If any or more than one of these attendant symptoms are present, your doctor will probably diagnose irritable bowel syndrome.

However, this is still not the end of the story as there are various other symptoms that may or may not be indicative of IBS which your doctor might probe for.

For example, some people who have IBS suffer constipation that is immediately followed by diarrhea, accompanied by a degree of lower abdominal discomfort, whilst others might have the constipation and the pain but not diarrhea.

Then there are a wide range of ‘symptoms’ that your doctor may look for that are not necessarily symptoms of irritable bowel syndrome itself. Instead, many of these additional symptoms are in fact more like pointers to a possible cause of your condition instead of being a symptom of it.

For example, your doctor might question whether you have recently been under any excess stress or if you have been feeling anxious or depressed. If so, these are less likely to be symptoms of irritable bowel syndrome than causative factors.

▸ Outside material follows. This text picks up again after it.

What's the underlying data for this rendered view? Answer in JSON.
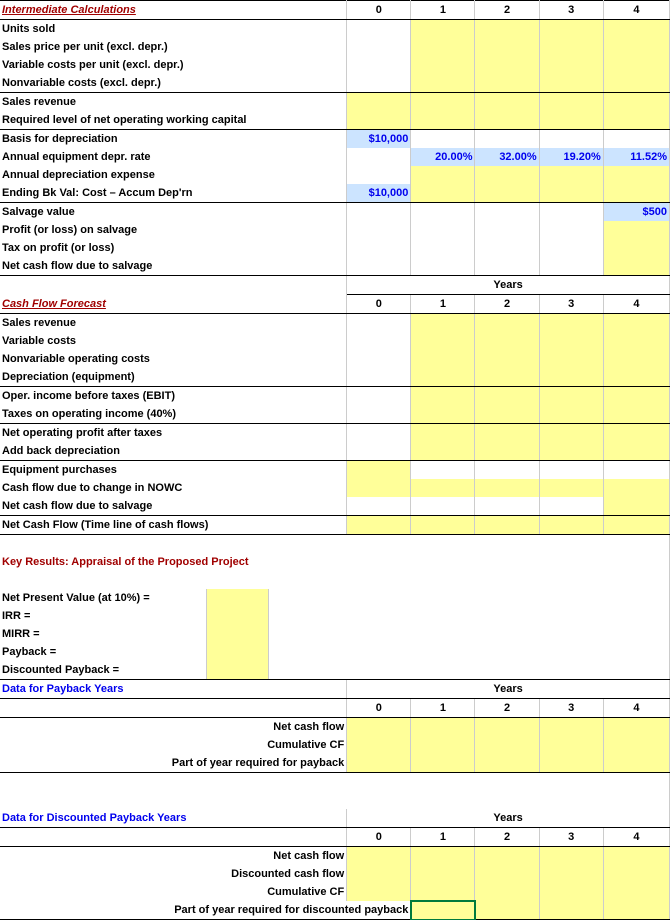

However, the fact that something (in your doctors thinking, perhaps stress, fatigue or anxiety) has probably caused IBS is the genesis of a vicious circle.

You are stressed so you developed IBS, and as a result of IBS, your stress has got even worse. After all, how can you feel relaxed and comfortable if you know that your digestive system can let you down without prior warning at any time and that you might need to find a toilet immediately when it does?

Your doctor might question whether you have suffered headaches or backache, sleeping problems or urinary difficulties. The latter might be relevant because especially when you have diarrhea, it is common that many people to need to urinate less often, hence this question.

Other folks suffer from sexual problems or heart irregularities and palpitations which at first glance would appear to have nothing to do with a gastrointestinal problem like irritable bowel syndrome.

However, as you will discover many times in this report, stress is generally considered to be an extremely important contributory factor for IBS. As sexual problems and heart palpitations are the kind of problems that healthcare professionals acknowledged to be indicative of stress, hence the question.